Aux termes de ses dernières conclusions notifiée par voie électronique le 23 janvier 2025, M. [W], représenté, demande notamment de :
— lui donner acte de ses protestations et réserves tant sur le principe de sa responsabilité que sur la mesure d’expertise sollicitée,
— désigner un expert compétent en chirurgie viscérale et digestive,
— dire que l’expert devra convoquer les parties et leurs conseils par courrier recommandé avec accusé de réception dans un délai minimal de 4 semaines avant l’accédit,
— enjoindre à chaque partie de communiquer contradictoirement l’intégralité des pièces dont il adresse copie à l’expert, selon bordereau, sans que les parties ne puissent se retrancher derrière le secret médical,
— compléter la mission de l’expert comme proposée dans les conclusions,
— débouter M. [V] de sa demande de provision pour frais d’instance,
— débouter M. [V] de sa demande de condamnation aux frais irrépétibles et aux dépens,
— dire que les frais d’expertise seront à la charge de M. [V],
— laisser à chaque partie la charge de ses propres dépens.

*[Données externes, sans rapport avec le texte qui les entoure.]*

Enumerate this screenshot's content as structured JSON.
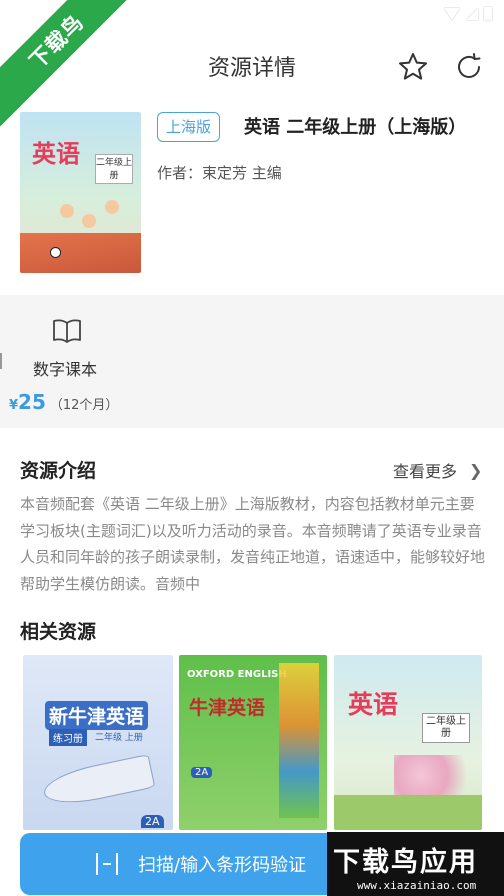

Représenté par son avocat, soutenant ses conclusions notifiées par voie électronique le 4 décembre 2024, M. [G] demande notamment de :
— lui donner acte de ses protestations et réserves sur les faits exposés dans l’assignation, sur la mise en cause de sa responsabilité et qu’il s’en rapporte à justice en ce qui concerne la mesure d’instruction sollicitée,
— confier à l’expert commis la mission proposée dans ses conclusions,
— ordonner à M. [V], de faire l’avance des frais d’expertise en procédant à la consignation de la provision à valoir sur les frais de l’expert,
— débouter M. [V] de sa demande de condamnation à lui verser, in solidum avec les autres défendeurs la somme de 3 000 euros à titre de provision pour frais d’instance,
— débouter M. [V] de sa demande de condamnation à lui verser, in solidum avec les autres défendeurs la somme de 2 000 euros à titre de frais irrépétibles non compris dans les dépens,
— laisser à la charge de M. [V] la charge des dépens de la présente instance.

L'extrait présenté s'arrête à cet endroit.